Señor Rey
de los cielos, Consolador, Espíritu de Verdad, ten misericordia y piedad de mí
tu servidor pecador e indigno y absuelve todos los pecados que humanamente
cometí hoy, y no sólo como hombre, incluso peor que una bestia, mis pecados
voluntarios e involuntarios cometidos en conciencia o ignorancia, los de mi
juventud y por falsas sugerencias, aquellos que son frutos de la temeridad o de
la aflicción.

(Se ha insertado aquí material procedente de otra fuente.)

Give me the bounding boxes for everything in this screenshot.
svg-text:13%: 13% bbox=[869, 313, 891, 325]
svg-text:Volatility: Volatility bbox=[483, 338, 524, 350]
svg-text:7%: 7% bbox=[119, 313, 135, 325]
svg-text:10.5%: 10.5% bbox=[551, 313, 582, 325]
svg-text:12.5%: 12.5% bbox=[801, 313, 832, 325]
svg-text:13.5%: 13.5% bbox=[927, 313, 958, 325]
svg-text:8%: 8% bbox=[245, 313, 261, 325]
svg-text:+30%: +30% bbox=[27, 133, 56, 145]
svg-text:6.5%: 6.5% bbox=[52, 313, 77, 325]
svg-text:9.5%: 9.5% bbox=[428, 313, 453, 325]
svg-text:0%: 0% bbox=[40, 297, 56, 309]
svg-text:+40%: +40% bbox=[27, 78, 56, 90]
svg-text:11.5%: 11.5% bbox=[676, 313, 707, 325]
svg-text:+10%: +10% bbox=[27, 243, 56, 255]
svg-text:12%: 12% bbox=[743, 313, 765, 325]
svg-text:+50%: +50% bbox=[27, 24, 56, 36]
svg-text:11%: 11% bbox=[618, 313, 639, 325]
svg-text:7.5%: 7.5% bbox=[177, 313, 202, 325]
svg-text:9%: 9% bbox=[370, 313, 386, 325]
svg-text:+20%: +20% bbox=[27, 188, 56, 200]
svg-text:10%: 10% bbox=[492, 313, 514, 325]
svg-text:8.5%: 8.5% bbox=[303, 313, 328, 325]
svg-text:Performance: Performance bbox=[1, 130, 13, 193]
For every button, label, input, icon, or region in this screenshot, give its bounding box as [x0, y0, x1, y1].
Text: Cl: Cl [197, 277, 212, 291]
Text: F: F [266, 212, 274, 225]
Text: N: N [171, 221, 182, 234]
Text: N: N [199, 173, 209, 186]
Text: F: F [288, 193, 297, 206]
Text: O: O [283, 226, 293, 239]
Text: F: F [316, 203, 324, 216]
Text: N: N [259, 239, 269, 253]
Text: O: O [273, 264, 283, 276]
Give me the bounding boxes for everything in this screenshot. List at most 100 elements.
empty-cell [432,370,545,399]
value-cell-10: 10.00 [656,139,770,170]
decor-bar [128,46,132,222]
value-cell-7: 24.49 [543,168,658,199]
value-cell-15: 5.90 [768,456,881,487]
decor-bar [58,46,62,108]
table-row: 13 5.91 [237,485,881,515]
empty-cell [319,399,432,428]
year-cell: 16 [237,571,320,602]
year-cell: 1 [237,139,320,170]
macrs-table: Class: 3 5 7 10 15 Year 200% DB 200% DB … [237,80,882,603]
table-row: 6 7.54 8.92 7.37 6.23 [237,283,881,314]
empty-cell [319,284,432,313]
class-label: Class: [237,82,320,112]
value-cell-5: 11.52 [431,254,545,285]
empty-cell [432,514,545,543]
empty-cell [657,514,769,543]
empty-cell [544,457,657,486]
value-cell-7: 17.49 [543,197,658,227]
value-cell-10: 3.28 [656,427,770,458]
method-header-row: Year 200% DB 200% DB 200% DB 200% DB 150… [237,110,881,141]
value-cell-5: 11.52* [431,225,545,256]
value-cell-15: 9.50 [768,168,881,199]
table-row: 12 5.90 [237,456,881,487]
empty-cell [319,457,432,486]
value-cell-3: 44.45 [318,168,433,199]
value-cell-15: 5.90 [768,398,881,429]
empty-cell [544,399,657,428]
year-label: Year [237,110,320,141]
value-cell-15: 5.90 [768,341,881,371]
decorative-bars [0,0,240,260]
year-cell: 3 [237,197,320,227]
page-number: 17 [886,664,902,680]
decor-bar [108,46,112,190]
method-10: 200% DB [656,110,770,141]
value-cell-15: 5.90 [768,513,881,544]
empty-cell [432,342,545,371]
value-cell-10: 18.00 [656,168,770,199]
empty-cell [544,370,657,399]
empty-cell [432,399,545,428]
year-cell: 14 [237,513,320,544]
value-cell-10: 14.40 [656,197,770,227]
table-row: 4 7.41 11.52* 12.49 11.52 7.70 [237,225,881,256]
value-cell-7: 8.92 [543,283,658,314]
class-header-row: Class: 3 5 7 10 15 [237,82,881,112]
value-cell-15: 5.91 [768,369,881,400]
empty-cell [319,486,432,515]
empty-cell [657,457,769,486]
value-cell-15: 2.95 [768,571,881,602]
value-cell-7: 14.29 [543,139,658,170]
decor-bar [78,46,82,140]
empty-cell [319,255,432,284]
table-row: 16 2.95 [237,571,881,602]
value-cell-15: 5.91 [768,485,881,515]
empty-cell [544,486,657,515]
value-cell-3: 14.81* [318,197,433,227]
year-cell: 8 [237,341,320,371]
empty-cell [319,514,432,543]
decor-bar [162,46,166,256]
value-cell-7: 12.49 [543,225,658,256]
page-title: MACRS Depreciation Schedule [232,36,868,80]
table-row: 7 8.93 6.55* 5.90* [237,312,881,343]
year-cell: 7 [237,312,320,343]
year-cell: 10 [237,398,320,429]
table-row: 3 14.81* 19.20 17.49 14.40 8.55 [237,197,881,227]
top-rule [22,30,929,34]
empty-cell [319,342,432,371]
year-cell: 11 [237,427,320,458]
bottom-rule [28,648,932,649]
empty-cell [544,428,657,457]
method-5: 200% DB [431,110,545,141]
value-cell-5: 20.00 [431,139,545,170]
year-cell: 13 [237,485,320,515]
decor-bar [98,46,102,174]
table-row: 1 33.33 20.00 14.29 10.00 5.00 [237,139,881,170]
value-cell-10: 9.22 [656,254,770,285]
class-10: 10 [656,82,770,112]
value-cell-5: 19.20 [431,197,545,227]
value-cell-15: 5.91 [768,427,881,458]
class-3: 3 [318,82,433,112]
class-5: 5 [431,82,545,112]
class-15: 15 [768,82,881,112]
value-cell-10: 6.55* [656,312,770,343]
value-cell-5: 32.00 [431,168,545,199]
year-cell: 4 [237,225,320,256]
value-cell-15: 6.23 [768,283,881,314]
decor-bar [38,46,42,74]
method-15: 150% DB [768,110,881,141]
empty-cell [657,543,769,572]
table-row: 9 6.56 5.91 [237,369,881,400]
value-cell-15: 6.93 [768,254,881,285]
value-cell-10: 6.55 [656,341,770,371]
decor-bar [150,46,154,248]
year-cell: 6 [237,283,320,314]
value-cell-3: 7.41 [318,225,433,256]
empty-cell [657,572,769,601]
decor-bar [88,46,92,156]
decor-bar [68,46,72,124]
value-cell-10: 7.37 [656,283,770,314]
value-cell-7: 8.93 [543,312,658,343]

Si he jurado por tu Nombre, o lo he vilipendiado en mi
pensamiento, o he reprochado a alguien, o en mi ira he injuriado o
calumniado.
Si a alguien he entristecido, o si me he
enojado por nada, si he mentido, si he dormido innecesariamente, si un mendigo
ha acudido a mí y lo he despreciado, si causo pena a mi hermano o discutido con
él, o si he juzgado a alguno, si me he envanecido, o enorgullecido, o si la ira
me dominó o si durante la oración mi mente se ha distraído por la fascinación
de este mundo, si mi imaginación se ha complacido en pensamientos impuros, si
me entregué a la gula o a la embriaguez, o si he reído en exceso, o he pensado
mal, si he codiciado lo ajeno, o he pronunciado palabras ilícitas, o me he
burlado de las faltas de mi prójimo, cuando las mías son innumerables, o he
descuidado la oración o he incurrido en cualquier otro pecado que no puedo
recordar, todo esto y mucho más, Te confieso hacedor mío Soberano, apiádate de
mi, tu afligido e indigno, servidor redímeme, absuélveme y perdóname en tu
bondad y amor a los hombres, a fin de que lascivo, pecaminoso y despreciable
como soy, pueda acostarme y gozar de un sueño tranquilo y venerar, alabar y
glorificar tu Honorabilísimo Nombre, con el Padre y Su Hijo Unigénito, ahora y
siempre y en los siglos de los siglos. Amén.